De lá para cá, segundo o diretor, o departamento já realizou diversas discussões e conseguiu encaminhar ao Congresso Nacional um projeto muito equilibrado. “O BR do mar não é somente esse PL, mas também envolve toda uma agenda de desburocratização da cabotagem, que tem natureza multimodal. Existe também a agenda de facilitação de importação de embarcações, o que já foi feito com a redução de 14 para 0% e, por fim, temos o Projeto 4199, cujo eixo norteador é o dos afretamentos”, informou.

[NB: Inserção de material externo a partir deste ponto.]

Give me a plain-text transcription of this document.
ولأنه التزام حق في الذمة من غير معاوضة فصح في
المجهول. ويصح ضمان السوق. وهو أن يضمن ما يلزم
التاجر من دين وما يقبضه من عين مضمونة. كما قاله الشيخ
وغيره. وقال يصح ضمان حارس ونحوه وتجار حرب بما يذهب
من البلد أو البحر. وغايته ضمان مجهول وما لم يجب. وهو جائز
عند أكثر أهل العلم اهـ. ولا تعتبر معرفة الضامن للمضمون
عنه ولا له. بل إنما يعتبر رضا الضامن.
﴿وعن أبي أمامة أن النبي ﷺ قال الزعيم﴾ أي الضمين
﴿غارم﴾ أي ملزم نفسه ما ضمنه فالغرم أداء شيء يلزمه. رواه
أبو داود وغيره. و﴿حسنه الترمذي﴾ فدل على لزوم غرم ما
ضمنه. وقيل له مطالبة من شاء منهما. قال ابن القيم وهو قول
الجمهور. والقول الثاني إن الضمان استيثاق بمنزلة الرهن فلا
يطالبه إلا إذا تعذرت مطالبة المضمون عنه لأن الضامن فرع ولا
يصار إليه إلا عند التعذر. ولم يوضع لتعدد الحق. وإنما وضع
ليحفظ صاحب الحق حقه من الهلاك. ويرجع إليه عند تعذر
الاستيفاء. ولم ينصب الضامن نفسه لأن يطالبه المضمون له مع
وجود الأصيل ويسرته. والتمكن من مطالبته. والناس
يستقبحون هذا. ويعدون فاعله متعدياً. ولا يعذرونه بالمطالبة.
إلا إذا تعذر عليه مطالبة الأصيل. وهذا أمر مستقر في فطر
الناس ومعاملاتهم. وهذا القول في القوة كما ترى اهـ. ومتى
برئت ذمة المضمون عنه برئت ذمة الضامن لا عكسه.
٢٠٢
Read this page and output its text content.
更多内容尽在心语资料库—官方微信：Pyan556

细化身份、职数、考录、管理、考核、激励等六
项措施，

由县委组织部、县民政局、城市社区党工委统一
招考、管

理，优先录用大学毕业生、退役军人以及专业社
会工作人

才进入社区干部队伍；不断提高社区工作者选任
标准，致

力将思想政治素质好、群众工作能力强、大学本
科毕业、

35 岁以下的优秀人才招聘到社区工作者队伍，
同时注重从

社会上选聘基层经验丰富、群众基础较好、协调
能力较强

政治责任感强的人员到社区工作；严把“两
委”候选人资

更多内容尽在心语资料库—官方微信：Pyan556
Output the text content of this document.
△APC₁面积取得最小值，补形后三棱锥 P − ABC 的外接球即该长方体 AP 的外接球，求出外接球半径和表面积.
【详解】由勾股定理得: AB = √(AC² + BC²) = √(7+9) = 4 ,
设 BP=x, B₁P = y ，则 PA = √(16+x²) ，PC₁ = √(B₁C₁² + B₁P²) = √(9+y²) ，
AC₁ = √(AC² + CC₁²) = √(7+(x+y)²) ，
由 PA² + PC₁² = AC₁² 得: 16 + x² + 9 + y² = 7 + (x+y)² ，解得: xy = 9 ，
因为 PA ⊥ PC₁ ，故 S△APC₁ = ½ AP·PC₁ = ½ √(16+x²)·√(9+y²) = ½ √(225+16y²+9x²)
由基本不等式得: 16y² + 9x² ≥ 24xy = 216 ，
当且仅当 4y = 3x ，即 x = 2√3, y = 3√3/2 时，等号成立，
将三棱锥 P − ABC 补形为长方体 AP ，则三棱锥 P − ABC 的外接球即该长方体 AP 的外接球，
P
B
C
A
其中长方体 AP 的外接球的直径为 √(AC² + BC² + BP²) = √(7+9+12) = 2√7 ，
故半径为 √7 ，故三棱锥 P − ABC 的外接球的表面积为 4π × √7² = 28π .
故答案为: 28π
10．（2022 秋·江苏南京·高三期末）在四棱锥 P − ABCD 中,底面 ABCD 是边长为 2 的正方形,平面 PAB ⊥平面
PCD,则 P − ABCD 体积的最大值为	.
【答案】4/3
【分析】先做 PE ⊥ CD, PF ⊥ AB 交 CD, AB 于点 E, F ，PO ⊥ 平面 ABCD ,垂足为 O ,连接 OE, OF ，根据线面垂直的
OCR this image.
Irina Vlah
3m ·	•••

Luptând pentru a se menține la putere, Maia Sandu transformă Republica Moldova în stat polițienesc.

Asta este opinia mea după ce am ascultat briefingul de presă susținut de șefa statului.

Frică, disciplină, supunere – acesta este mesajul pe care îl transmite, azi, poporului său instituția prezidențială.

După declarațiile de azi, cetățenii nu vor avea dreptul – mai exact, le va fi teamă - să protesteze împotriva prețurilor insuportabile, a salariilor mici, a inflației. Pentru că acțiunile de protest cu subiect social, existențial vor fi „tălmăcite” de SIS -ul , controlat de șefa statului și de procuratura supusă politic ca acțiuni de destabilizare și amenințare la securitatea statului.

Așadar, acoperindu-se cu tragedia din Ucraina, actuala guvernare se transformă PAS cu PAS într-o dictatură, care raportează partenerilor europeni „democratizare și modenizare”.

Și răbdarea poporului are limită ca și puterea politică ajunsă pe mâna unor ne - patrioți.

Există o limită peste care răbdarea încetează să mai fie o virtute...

Dino defende a efetividade para o transporte multimodal com baixa burocracia, o que removerá barreiras significativas e ampliará de maneira célere a cabotagem. “Nosso Projeto de Lei trabalha para promover a flexibilização das regras de afretamento. É necessário diferenciar a empresa brasileira de navegação, o armador, as embarcações, os ativos”.

Ao falar dos custos, mencionou a urgência de sua redução. “Ter bandeira brasileira em uma embarcação traz para essa operação um custo bastante significativo, que quase chega a 80% a mais que uma bandeira estrangeira. Embarcações registradas no Panamá ou em Malta, países que dedicaram-se a melhorar sua legislação, operam com menor custo aqui”, lembrou Dino.

Além dos custos operacionais, outro entrave é o custo viário. A navegação de cabotagem do Brasil pode ser dividida em duas vertentes: o transporte de contêineres e de granéis. “Na navegação de contêineres, exige-se regularidade maior das linhas. Por isso, parcela do mercado acabou sendo operada com embarcações de bandeira brasileira. Com os granéis, cujas linhas não exigem tanta regularidade”, explicou, “é mais comum o uso de embarcações de bandeira estrangeira, para minimizar o custo operacional”.

Segundo o diretor, o primeiro objetivo do BR do mar é flexibilizar e ampliar o direito de afetar a tempo as embarcações e reduzir o custo operacional da cabotagem. “O segundo objetivo se relaciona à regularidade do mercado de fretes internacional, que é extremamente volátil. Se queremos estruturar a cabotagem, precisamos mitigar esses riscos”, refletiu.

Especialistas do setor indicam a regularidade da cabotagem, e não o frete, como principal item que poderia levar a migração de modos de transporte, beneficiando os setores produtivos. “A operação em cabotagem exige modelo logístico diferenciado. Precisamos ter mais embarcações brasileiras operando, regulamentar o afretamento e aumentar o fluxo dentro do Brasil”, concluiu o convidado da reunião on-line.